Há dois momentos políticos profundamente marcantes em Mário Soares. O primeiro, a sua actuação durante o PREC. Podemos dizer sem receio de exagero que a democracia vingou e o 25 de Novembro teve lugar porque Soares nunca fugiu. Fosse nos corredores do poder ou na rua, Soares esteve sempre lá. Nunca temeu dizer a palavra certa, ter a atitude que o país precisava. Numa conversa que tive com Vasco Pulido Valente, na sua casa em 2018, este contou-me que numa tarde desse ano de 1975, Soares o convidou para irem ao cinema, depois do almoço. À entrada do Londres, enquanto aguardavam para entrar na sala, as pessoas que esperavam com eles acercaram-se de Soares com incentivos para que continuasse, para que nunca desistisse. “Por favor, salve-nos” foi a frase mais repetida. Impressionado, Pulido Valente não se esqueceu deste episódio porque ia ao cinema com um homem em que o país depositava o seu futuro.
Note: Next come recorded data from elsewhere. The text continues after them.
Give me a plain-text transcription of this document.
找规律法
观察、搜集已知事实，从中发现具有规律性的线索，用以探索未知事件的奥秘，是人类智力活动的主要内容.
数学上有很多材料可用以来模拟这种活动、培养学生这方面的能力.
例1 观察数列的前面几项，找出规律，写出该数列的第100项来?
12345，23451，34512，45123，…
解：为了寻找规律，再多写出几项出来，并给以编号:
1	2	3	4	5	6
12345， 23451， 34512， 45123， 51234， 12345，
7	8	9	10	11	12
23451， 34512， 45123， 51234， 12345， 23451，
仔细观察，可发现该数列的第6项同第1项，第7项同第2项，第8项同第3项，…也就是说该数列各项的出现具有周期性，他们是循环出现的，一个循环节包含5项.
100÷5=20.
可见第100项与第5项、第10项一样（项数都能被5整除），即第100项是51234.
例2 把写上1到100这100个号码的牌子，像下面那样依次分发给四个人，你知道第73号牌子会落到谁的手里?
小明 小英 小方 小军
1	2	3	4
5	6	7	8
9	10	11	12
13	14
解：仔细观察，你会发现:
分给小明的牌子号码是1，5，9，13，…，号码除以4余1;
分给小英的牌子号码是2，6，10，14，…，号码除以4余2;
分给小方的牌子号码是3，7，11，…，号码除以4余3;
O outro momento foi o seu primeiro mandato presidencial. Compreendo perfeitamente que me digam que não, que a resistência ao Estado Novo seja mais importante. Sucede que não assisti a isso, mas à forma como Soares uniu um país político demasiado dividido há demasiado tempo. De 1986 em diante, o ‘bochechas’ passou a ser ‘fixe’ e as desavenças atenuaram-se. Uma vez mais, Soares torna-se num exemplo que a seguir atualmente.
Por fim, é de assinalar que Soares foi um homem bem-disposto que desfrutava a vida. Não tinha estados de alma. Era tão mentalmente são quanto fisicamente saudável. Consciente da sorte, tomou isso como uma dádiva cuja responsabilidade assumiu. Das entrevistas que concedeu a Maria João Avillez e de outros testemunhos que deu ao longo da vida percebe-se que o que nunca lhe faltou foi o amor dos pais. E isso é algo que também nos devia fazer reflectir: a enorme responsabilidade que temos para com os nossos filhos e netos, independentemente do tipo de família em causa. Soares não tinha medo de mostrar do que gostava nem do que não gostava. Desempoeirado, não perdia tempo com mal-entendidos nem falinhas mansas. Era directo e frontal. São características pessoais, mas que têm uma forte base na confiança que os pais puseram nele pela forma como o educaram e o amaram. Esta é, para mim, a última lição que podemos tirar de Mário Soares e que podemos usar perante os desafios políticos que temos pela frente.
P.S.1: Uma palavra sobre a descolonização para que referir que foi apressada porque feita tarde e a más horas. Uma guerra colonial inútil conduziu, em plena guerra fria com EUA e URSS a digladiarem-se pelos restos dos impérios europeus, a um processo difícil com um desfecho aquém do desejado. Soares foi responsável pela condução do processo que quis resolver rapidamente, mas estava inquinado há muito.
P.S.2: A visita de Joe Biden a Angola é uma excelente notícia para os angolanos, para Portugal e para o Ocidente. Há anos que tenho escrito sobre a importância geoestratégica de Angola na África Austral e na luta contra a influência chinesa (e russa) no continente africano, bem como no Atlântico Sul. Nesse sentido, é de salientar a paragem de Biden em Cabo-Verde. O passo seguinte será Portugal ter um papel mais activo na ajuda à resolução dos conflitos em Moçambique e na sensibilização da Índia para os investimentos nesse país e a importância do estado moçambicano na segurança do Índico.